The present application relates generally to audio processing and, more specifically, to systems and methods for providing dynamic audio change during audio and video playback.
There are many audio and video recording systems that are operable to detect and record audio and/or video. While recording the video and/or audio, audio recording systems can introduce audio modifications by using filters, compression, noise suppression, and the like. Audio recording systems may be included in such portable devices as notebook computers, tablet computers, phablets, smart phones, personal digital assistants, media players, mobile telephones, pocket video recorders, and the like.
Audio recording systems are often misconfigured, which results in the recorded audio not capturing the desired acoustic scene or perspective.
This summary is provided to introduce a selection of concepts in a simplified form that are further described below in the Detailed Description. This summary is not intended to identify key features or essential features of the claimed subject matter, nor is it intended to be used as an aid in determining the scope of the claimed subject matter.
According to example embodiments of the present disclosure, audio recording systems may include one or more audio sensors such as microphones. Audio recording systems can be operable to perform real-time signal processing of acoustic signals received from the one or more sensors. The real-time signal processing can include filtering, compression, noise suppression, and the like. In some embodiments, the audio recording system may include a monitoring channel which allows a user to listen to the signal processed acoustic signal(s), for example a signal processed version of the original acoustic signal(s) when processing and recording the signal processed acoustic signal(s). The real-time signal processing may be performed while an audio recording system is recording and/or during playback.
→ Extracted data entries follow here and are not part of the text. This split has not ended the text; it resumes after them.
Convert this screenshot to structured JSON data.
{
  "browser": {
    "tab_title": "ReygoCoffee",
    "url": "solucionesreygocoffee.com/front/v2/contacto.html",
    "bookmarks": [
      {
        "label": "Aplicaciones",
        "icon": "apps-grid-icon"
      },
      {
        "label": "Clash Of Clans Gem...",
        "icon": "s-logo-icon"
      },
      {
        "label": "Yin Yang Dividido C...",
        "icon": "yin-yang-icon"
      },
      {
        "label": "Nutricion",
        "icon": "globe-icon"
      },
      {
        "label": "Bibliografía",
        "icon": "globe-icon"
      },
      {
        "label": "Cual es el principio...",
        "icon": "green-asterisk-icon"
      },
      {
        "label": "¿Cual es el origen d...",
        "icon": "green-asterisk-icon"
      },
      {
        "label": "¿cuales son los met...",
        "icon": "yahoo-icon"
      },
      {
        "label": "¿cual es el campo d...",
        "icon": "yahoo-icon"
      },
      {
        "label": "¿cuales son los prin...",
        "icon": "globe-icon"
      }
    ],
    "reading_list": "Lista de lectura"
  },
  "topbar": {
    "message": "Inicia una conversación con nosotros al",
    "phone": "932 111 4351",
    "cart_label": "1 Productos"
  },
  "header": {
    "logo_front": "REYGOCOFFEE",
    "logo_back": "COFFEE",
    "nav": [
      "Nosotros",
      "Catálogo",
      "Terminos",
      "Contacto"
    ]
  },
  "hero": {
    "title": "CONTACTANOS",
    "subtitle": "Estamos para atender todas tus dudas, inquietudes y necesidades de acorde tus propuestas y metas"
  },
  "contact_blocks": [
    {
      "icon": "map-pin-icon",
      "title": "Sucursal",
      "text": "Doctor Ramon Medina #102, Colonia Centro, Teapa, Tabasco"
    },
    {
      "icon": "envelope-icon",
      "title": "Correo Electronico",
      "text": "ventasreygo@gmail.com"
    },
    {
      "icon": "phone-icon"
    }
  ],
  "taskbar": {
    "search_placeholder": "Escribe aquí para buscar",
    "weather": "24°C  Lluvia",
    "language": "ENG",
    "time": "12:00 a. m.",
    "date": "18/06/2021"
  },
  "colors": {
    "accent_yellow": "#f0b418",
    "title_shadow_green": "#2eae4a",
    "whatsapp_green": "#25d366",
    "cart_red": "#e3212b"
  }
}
Embodiments of the present invention allow storing raw or original acoustic signal(s) received by the one or more microphones. In some embodiments, signal processed acoustic signal(s) is stored. The original acoustic signal(s) can inherently include cues. Further cues can be determined during signal processing of the original acoustic signal(s), for example during recording, and stored with the original acoustic signals. Cues can include one or more of inter-microphone level difference, level salience, pitch salience, signal type classification, speaker identification, and the like. During the playback of recorded audio and, optionally, an associated video, the original acoustic signal(s) and/or recorded cues are used to alter the audio provided during the playback.
When recording the original acoustic signals(s) and, optionally, the signal processed acoustic signals, different audio modes (signal processing configurations) can be used to post-process the original acoustic signal(s) and create different audio directional and/or non-directional effects. A user listening and, optionally, watching to the recording may explore various options provided by different audio modes while continuing listening to the recording.
Some embodiments can allow a user to utilize an interface during the playback of the recorded audio and/or video. The user interface can include one or more controls, for example, buttons, icons, and the like for receiving control commands from the user during the playback. During the playback, the user can play, stop, pause, forward, and rewind the recorded audio and video. The user can also change the audio mode, for example, to reduce noise, focus on one or more sound sources, and the like, during the playback.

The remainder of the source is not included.